Шрифт:
Интервал:
Закладка:
«Простите, я целый день ехал, ничего не ел, оголодал совсем», – проследив за взглядом Жени, Эдик нехотя стал оправдываться. Но Женя думал уже о другом.
«А помнишь, как у нас в столовке стояли миски с бесплатным капустным салатом и бесплатным хлебом? Можно было несколько дней питаться этой ерундой, если вдруг деньги кончились…»
«И с бесплатной горчицей, заметь, всё это было для людей, никакой тюремной баланды», – подхватил Эдик.
«Ешь, ешь, спать пора», – между тем увещевала Ивана Маша, автоматически вежливо улыбаясь гостю.
«Дядя Эдик, – обратилась к нему Элиза. – А больно, когда клещ кусает?»
«Не больно. – Он наклонился и посмотрел на неё через свои толстые линзы.

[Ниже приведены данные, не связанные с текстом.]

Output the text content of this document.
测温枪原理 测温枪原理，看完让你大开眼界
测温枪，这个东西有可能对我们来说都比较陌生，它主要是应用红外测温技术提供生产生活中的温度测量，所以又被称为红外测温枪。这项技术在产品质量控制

Лицо его казалось смешным и мягким, и так странно было это сочетание – лица Эдика и сильного запаха пота, который он источал. – Честное слово, вообще не больно. Он выпускает такую жидкость, которая действует, как наркоз. И ты ничего не чувствуешь». Как все люди с плохим зрением, Эдик смотрел немножко искоса, отчего его слова приобретали особый важный смысл.
«Значит, и когда его вытаскивают, тоже не больно?» – спросила Элиза.
«А вот тут как повезет», – Эдик опасливо взглянул в сторону Маши и захохотал – густым басом, раскатисто, живо и невероятно искренне.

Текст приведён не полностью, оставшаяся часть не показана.